One observation that I've made is that our Evangelical Christian culture is consistently reaching outside of the "sufficiency of Christ" in order to do spirituality.

I'm going to use Colossians 2:19 as a foundational verse for my remaining thoughts.


The believer has in Christ every resource they need to face any trial, temptation, or matter of the soul. God the Father has given the Church all riches that are in Christ, including Scripture, prayer, the indwelling Holy Spirit, fellowship, baptism and the Lord's supper.

It seems that many unsuspecting believers are not aware of the truth of our Lord's sufficiency. This failure of modern Christians to understand and apply the riches that they have in Christ has opened the door to all kinds of hurtful and dangerous influences.

In short form, I'm going to list three major trends in the Church today that present as a direct attack on the sufficiency of Christ: psychology, pragmatism, and mysticism.

  • Psychology - It is a sad commentary on the Church when many of the popular theories of secular psychology have been embraced and championed. It is a sad commentary on the Church when "Christian psychologists" become the champions of church counseling. It is a sad commentary on the Church when secular methods are adopted to help cure the souls ills, and the Scripture is viewed as being insufficient to meet the needs of the soul of man. 

  •  Pragmatism - This is the old maxim that the ends justify the means---It seems that the Church is giving this maxim a "thumbs up." When the Church tries to replace the supernatural with "what works," or what is going to be popular with the people, the Church is in big trouble. When external success becomes the criterion for measuring spirituality the Church is in trouble. When the Church believes that it can accomplish spiritual goals by fleshly means and that the Scriptures are insufficient the Church is in big trouble.

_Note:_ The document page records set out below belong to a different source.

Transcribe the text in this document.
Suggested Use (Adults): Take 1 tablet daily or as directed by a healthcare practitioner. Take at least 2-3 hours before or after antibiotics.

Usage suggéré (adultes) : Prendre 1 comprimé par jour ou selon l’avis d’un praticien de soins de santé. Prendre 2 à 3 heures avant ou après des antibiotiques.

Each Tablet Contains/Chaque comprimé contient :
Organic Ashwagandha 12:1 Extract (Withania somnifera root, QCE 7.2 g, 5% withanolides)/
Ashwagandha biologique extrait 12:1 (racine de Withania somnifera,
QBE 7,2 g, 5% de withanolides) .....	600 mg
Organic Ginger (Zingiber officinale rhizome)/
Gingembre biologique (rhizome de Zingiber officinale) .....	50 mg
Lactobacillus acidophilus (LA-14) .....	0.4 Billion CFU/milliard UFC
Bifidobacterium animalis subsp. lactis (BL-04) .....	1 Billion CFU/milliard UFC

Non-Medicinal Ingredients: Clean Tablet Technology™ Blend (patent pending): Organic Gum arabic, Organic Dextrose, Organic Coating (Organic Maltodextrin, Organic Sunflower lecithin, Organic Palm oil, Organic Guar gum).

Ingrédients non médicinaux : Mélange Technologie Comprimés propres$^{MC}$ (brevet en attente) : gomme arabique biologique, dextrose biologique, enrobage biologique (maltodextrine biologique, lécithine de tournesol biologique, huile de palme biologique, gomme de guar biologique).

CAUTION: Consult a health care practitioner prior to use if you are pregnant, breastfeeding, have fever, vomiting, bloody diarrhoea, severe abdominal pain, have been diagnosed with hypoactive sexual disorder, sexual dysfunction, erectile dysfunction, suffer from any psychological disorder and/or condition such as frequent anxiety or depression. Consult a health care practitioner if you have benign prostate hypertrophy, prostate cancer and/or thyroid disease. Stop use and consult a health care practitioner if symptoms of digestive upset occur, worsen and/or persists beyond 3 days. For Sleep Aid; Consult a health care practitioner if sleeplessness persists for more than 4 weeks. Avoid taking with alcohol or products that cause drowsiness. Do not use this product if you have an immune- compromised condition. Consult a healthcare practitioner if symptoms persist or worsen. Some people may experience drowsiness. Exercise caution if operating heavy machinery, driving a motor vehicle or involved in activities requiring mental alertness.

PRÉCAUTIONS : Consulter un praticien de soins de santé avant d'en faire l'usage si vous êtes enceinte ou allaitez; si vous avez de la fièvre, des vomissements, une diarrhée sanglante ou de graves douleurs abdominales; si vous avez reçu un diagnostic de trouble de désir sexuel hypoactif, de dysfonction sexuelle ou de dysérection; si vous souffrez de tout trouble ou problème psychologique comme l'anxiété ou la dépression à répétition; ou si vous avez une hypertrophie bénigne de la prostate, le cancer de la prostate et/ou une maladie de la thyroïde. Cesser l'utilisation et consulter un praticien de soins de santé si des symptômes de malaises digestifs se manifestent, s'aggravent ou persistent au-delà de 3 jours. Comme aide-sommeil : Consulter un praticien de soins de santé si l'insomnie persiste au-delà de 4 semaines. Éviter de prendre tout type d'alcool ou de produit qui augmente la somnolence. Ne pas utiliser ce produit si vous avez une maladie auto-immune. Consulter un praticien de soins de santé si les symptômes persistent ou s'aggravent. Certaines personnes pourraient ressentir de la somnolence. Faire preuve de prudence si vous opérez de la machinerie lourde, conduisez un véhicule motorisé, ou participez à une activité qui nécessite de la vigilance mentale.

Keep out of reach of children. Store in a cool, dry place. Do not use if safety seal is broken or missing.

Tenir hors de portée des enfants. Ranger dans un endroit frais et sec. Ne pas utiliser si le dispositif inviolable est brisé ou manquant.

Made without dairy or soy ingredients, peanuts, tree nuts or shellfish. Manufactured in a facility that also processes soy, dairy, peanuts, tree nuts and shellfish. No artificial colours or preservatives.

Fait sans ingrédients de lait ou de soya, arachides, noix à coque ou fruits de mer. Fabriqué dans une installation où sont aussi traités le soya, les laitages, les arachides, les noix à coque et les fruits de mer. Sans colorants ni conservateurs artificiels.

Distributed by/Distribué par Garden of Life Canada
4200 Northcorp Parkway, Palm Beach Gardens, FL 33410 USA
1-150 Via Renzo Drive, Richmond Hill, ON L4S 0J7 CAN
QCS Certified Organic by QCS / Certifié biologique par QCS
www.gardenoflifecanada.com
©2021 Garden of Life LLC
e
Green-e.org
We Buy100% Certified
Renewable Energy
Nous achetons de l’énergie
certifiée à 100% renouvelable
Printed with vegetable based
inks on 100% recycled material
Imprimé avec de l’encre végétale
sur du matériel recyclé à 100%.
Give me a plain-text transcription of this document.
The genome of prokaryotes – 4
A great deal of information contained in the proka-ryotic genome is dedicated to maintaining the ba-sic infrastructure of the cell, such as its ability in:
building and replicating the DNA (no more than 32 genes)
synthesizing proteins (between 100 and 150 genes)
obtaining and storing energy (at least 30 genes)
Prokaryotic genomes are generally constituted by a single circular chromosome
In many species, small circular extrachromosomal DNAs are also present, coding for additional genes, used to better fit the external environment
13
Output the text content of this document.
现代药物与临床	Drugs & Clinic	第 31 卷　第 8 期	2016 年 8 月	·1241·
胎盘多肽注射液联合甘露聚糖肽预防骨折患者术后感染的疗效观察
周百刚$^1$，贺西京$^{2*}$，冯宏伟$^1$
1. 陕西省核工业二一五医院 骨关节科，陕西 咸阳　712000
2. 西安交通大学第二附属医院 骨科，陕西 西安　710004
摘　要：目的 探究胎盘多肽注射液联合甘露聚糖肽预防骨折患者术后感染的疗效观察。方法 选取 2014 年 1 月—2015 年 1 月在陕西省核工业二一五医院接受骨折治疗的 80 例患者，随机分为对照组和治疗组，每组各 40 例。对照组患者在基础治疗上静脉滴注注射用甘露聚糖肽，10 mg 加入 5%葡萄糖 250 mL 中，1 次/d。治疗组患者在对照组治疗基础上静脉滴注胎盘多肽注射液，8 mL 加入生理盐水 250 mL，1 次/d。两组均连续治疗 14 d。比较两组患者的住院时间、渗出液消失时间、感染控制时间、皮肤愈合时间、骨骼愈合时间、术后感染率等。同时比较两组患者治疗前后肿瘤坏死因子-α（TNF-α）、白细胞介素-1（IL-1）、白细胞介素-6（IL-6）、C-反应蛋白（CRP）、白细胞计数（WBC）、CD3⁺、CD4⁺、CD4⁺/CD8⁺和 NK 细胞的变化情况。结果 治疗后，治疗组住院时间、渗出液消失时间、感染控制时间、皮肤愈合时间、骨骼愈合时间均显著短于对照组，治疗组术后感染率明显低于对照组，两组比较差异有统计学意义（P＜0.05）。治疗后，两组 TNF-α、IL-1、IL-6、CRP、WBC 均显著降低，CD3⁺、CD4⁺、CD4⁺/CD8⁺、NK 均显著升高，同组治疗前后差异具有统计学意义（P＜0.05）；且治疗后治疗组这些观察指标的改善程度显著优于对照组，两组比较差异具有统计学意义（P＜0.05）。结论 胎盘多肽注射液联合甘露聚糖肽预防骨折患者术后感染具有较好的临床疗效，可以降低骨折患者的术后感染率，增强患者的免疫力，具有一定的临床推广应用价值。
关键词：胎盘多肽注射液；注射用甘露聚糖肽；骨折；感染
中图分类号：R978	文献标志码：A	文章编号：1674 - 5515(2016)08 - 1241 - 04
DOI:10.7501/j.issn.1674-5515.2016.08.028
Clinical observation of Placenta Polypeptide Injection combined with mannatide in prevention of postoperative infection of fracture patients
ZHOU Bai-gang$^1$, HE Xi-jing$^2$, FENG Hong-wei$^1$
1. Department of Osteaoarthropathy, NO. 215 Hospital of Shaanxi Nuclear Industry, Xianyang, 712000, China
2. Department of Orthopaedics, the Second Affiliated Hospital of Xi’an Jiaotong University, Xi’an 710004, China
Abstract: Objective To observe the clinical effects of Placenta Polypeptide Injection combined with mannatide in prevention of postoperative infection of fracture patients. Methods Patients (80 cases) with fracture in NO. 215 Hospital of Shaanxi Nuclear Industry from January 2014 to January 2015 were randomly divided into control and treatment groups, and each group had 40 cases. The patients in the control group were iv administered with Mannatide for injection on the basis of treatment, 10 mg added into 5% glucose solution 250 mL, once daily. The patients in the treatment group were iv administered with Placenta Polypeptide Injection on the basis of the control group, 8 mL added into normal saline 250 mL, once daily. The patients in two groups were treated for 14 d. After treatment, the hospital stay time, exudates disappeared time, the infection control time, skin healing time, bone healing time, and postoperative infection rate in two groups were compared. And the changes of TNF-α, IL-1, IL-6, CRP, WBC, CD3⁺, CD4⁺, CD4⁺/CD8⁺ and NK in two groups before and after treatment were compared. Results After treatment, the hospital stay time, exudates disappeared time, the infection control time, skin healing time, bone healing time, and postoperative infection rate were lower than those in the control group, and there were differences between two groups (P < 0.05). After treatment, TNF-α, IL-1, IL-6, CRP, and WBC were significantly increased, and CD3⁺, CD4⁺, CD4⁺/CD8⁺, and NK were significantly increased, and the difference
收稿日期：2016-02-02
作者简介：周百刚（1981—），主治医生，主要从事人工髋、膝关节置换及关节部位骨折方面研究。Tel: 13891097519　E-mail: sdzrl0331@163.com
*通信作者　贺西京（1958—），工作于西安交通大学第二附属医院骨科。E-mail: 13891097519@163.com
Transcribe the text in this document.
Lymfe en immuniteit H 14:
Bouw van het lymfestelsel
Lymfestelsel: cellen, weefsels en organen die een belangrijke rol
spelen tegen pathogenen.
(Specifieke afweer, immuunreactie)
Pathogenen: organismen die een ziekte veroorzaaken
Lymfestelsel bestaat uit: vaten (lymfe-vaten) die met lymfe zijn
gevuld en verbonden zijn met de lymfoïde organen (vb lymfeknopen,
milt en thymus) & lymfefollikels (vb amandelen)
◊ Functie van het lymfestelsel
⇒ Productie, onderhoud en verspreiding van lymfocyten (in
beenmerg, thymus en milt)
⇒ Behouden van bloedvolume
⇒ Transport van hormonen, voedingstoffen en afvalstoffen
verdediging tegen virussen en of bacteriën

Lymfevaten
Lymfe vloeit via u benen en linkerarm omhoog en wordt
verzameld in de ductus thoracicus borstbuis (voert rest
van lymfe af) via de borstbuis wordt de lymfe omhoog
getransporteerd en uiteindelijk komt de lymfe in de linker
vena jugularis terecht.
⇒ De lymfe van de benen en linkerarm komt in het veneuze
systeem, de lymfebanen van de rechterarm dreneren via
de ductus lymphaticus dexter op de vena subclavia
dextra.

  •  Mysticism - In application mysticism elevates individual feelings and personal experiences above the objective authority of Scripture. For example, the question, "What does the Bible mean to me? Has become more important than " What does the Bible mean?" Mysticism leads the individual into his own inner self, where self-actualization, self-authentication, intuition, and the weighing of feelings becomes as important as the authority of Scripture. 

 Take 11 Peter 1:3 and ask God to allow this truth to penetrate down deep into the soil of your soul---become confident that God the Father has give us everything that we need to grow and become like the Son:
 By his divine power, God has given us everything we need for living a godly life. We have received all of this by coming to know him, the one who called us to himself by means of his marvelous glory and excellence.